The US Senate has passed an amended version of the Guiding and Establishing National Innovation for US Stablecoins, or GENIUS Act in a Tuesday vote of 68-30.
The vast majority of the US Senate chose to pass it only about six weeks after Senator Bill Hagerty (R-TN) introduced the legislation. The bill’s companion, the STABLE Act, may be considered in the House of Representatives next, where it could face additional proposals for amendments.
“With this bill, the United States is one step closer to becoming the global leader in crypto,” said Hagerty from the Senate floor before the vote, adding: “Once the GENIUS Act is law, businesses of all sizes, and Americans across the country will be able to settle payments nearly instantaneously rather than waiting for days or sometimes even weeks”.
House Committee on Financial Services Chairman French Hill (R-AZ) issued the following statement following Senate passage of the GENIUS Act: “Clear rules of the road for stablecoins are long overdue, and today we’re one step closer to creating a functional regulatory framework. I applaud the Senate’s passage of the GENIUS Act and the work of [Banking Committee] Chairman [Tim] Scott, Senator Hagerty, and Senator [Cynthia] Lummis to make this historic day a reality. I look forward to working with my House colleagues to bring much-needed clarity and protections to the digital asset ecosystem.”

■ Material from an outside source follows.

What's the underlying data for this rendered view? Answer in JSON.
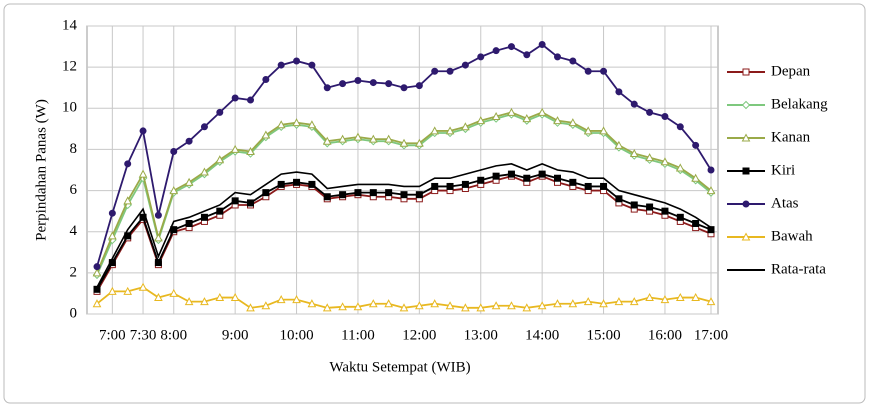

Touted as a milestone day for the crypto industry, which put about $250m into the 2024 presidential election cycle, the legislation brought together legislators from both parties. At voting time, 18 Senate Democrats ultimately supported it.
“The GENIUS Act will protect consumers, enable responsible innovation, and safeguard the dominance of the U.S. dollar,” said Senator Kirsten Gillibrand (D-N.Y.) who was one of the sponsors of the bill, in a statement last month.
Senator Mark Warner (D-VA) touted its passage as well, saying: “For too long, stablecoins have operated in a regulatory gray area, putting consumers, markets, and national security at risk. The GENIUS Act changes that by creating guardrails for responsible innovation, setting high standards for issuers, and reining in potential abuses by big tech and bad actors.”
Guardrails for the industry
The GENIUS Act sets guardrails for the industry, including full reserve backing, monthly audits, and anti-money laundering compliance requirements. It also opens the door to a broader range of issuers, including banks, fintechs, and major retailers looking to launch their own stablecoins or integrate them into existing payment systems.
The US House has its own version of a stablecoin bill dubbed STABLE. Both bills prohibit yield-bearing consumer stablecoins, but they diverge on who regulates what. The Senate’s version centralizes oversight with Treasury, while the House bill splits authority between the Federal Reserve, the Comptroller of the Currency, and others.
The GENIUS Act restricts non-financial large tech companies from directly issuing stablecoins unless they establish or partner with regulated financial entities — a provision meant to address monopoly concerns.
Stablecoins are a subset of cryptocurrencies pegged to the value of real-world assets. About 99% of all stablecoins are tethered to the price of the US dollar.
Trump’s crypto holdings
The bill passed the chamber without amendments to address Donald Trump’s connections to World Liberty Financial’s stablecoin, which many Democrats had been calling for. World Liberty Financial issued its own USD1 stablecoin in March.
Democrats tried to amend the bill to prevent the president from profiting off crypto ventures, but the final legislation only bars members of Congress and their families from doing so.
Senator Warner addressed this point in his statement, saying he and many of his colleagues will have “deep concerns about how members of the Trump family have used crypto technologies to evade scrutiny, conceal financial entanglements, and profit off the public trust.” But he said “outrage over that corruption cannot prevent us from building a foundation for responsible innovation in this space.”
It’s unclear whether the stablecoin legislation will have enough support to pass in the House, where Republicans also hold a slim majority over Democrats. Trump’s AI and crypto czar, David Sacks, suggested in May that the president would support the bill passed by a Republican-controlled Congress.
Should payment stablecoins be recognized in a US regulatory framework, it could potentially open the floodgates for companies to issue their own tokens. Apple, Google, social media platform X and Airbnb were reportedly looking into the matter during the legislative debate on the GENIUS Act.
Looking ahead at the growing marketplace, US Treasury Secretary Scott Bessant said on Tuesday: “Recent reporting projects that stablecoins could grow into a $3.7 trillion market by the end of the decade. That scenario becomes more likely with passage of the GENIUS Act.”